Le Doge est mort, pas son esprit !

Hubert Guillaud

Le Doge n’existe plus, expliquent Reuters repris par le Time, le Guardian et Grand Continent. 10 mois après sa création, le programme ne dispose plus de « statut » juridique, explique Scott Kupor, directeur du Bureau de gestion du personnel de l’administration Trump. Le Doge s’est arrêté sans avoir atteint ses immenses promesses de rendre l’administration plus efficace que jamais. 

Mais Wired, qui a plus que d’autres enquêté sur le Doge à l’époque où Musk était à sa tête [voir nos articles “Doge : l’efficacité, vraiment ?”, “Doge : la privatisation des services publics” et “Doge : la fin du cloisonnement des données”] n’est pas d’accord avec ce constat. « Le Doge n’est pas mort », cingle Wired, il s’est « infiltré dans les agences comme une tique ». « L’esprit DOGE – caractérisé par la réduction des contrats et des effectifs de la fonction publique, la consolidation des données entre les agences et l’importation de pratiques du secteur privé – reste pleinement en vigueur. Bien que plusieurs médias aient suggéré que le Doge ait quasiment disparu, ses affiliés sont disséminés au sein du gouvernement fédéral, travaillant comme développeurs, concepteurs et même à la tête d’agences à des postes clés ».

Le Doge s’est transformé. Ses agents se sont installés durablement dans les administrations – ​​et l’influence de la Silicon Valley reste omniprésente dans le fonctionnement des agences. Ces dernières semaines, par exemple, le Service des impôts a soumis des centaines de techniciens à des tests de programmation afin d’évaluer leurs compétences techniques. Selon une source proche du dossier, cette décision émane de Sam Corcos, membre du Doge et directeur des systèmes d’information du Trésor. Corcos souhaite restructurer en profondeur le département informatique de l’IRS, qui compte 8 500 personnes. Cette initiative s’inscrit dans un processus de modernisation plus vaste mené au sein du Trésor américain. Ces tests, administrés via l’outil HackerRank, ont été utilisés par des entreprises technologiques du secteur privé comme Airbnb, LinkedIn et PayPal pour évaluer les compétences techniques des candidats. Ainsi que chez X. La manière dont seront utilisés ces tests n’ont pas été explicités aux employés des impôts. 
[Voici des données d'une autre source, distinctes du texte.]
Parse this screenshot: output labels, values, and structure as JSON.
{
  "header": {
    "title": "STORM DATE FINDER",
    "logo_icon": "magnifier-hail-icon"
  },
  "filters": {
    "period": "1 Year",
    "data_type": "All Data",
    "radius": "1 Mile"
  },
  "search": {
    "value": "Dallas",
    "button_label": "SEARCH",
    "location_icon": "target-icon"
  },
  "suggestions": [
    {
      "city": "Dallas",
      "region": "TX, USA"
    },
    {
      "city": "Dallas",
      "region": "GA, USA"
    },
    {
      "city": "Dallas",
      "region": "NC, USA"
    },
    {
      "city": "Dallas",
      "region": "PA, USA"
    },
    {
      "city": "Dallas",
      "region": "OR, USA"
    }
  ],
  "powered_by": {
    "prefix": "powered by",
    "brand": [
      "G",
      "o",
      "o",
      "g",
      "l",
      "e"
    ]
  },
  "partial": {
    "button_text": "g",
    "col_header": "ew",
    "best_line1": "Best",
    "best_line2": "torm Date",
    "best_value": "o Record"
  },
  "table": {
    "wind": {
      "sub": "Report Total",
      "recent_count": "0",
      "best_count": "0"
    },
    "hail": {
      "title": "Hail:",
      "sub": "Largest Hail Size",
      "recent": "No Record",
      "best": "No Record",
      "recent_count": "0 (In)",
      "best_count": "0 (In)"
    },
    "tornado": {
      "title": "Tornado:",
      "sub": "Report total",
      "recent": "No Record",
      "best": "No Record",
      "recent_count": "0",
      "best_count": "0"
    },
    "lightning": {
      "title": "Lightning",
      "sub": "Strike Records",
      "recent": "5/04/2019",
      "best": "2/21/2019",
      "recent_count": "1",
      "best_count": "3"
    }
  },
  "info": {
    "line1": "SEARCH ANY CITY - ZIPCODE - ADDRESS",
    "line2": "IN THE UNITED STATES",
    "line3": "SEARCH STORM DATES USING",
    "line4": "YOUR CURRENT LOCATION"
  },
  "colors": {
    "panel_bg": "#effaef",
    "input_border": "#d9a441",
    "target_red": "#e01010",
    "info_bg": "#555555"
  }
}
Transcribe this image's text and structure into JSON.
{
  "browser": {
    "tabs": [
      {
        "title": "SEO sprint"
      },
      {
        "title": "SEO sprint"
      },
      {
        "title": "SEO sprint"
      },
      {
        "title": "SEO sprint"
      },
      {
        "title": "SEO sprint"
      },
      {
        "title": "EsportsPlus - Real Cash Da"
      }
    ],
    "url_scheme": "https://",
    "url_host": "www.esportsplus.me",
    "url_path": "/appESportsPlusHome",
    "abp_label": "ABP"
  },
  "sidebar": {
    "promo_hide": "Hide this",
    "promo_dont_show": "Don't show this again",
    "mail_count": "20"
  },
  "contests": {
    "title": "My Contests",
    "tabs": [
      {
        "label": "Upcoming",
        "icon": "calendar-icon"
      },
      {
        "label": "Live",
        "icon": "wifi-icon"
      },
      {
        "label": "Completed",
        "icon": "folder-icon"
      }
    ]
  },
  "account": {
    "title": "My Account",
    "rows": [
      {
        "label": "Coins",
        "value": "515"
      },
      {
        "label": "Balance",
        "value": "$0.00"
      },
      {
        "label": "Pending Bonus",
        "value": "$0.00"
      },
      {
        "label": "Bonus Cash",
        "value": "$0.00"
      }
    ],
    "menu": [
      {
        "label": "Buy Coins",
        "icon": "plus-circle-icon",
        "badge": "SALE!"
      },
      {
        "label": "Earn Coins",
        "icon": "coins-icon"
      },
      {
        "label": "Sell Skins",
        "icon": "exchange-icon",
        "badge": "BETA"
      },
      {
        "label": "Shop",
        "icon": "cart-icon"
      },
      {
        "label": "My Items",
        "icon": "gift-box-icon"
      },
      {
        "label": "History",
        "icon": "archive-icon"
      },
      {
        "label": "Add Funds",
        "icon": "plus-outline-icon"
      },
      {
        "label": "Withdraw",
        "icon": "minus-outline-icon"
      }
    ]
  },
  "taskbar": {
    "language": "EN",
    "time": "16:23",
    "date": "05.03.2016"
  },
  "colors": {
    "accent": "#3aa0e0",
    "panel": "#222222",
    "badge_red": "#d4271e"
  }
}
D’autres membres du DOGE continuent également de travailler à la réduction des réglementations au sein du gouvernement. Scott Langmack, ancien agent du DOGE au sein du Département du Logement et du Développement Urbain jusqu’en juillet, occupe désormais le poste de directeur exécutif de « l’IA de déréglementation » au Bureau de la Gestion et du Budget. À ce poste, qu’il occupe depuis août, il dirige le développement « d’applications d’IA personnalisées visant à accélérer l’élimination des réglementations excessives qui entravent les entreprises américaines »

D’autres anciens du Doge ont rejoint le Studio national de design (NDS) qui est chargé de repenser les pages web et les services numériques du gouvernement. Depuis sa création, le NDS a produit une poignée de sites web décrivant les efforts de la Maison Blanche sur des sujets tels que la santé, l’immigration et la sécurité publique. Ces sites, qui ressemblent davantage à ceux d’une entreprise technologique qu’à ceux du gouvernement fédéral, proposent des informations sur des programmes comme la Trump Gold Card et des liens pour postuler à des emplois dans les forces de l’ordre, comme la Task Force de l’administration Trump à Washington.

« La vérité est la suivante : le Doge n’a peut-être plus de direction centralisée sous l’égide de l’USDS [qui chapeautait administrativement le Doge]. Cependant, ses principes restent d’actualité : déréglementation ; élimination de la fraude, du gaspillage et des abus ; restructuration de la fonction publique fédérale ; priorité absolue à l’efficacité ; etc. Le DOGE a catalysé ces changements ; les agences, en collaboration avec le bureau de la gestion du personnel des Etats-Unis et le Bureau de la gestion et du budget de la Maison Blanche, les institutionnaliseront », a déclaré le même Scott Kupor, directeur de l’Office of Personnel Management et ancien associé-gérant du fonds de capital-risque Andreessen Horowitz, dans un communiqué publié sur X à la fin du mois dernier. Il y a un mois, passant chez le célèbre podcasteur réactionnaire Joe Rogan, Musk lui-même expliquait que « le Doge est toujours en marche ». Certes, d’autres figures du Doge ont rejoint des entreprises privées, souligne Wired. Mais l’esprit du Doge est toujours là, et il infuse nombre d’administrations, notamment locales, comme nous le soulignions nous-mêmes. Ses actions et son modèle se développent. Et l’annonce du déploiement d’IA génératives partout dans l’administration américaine contribue à renforcer son emprise.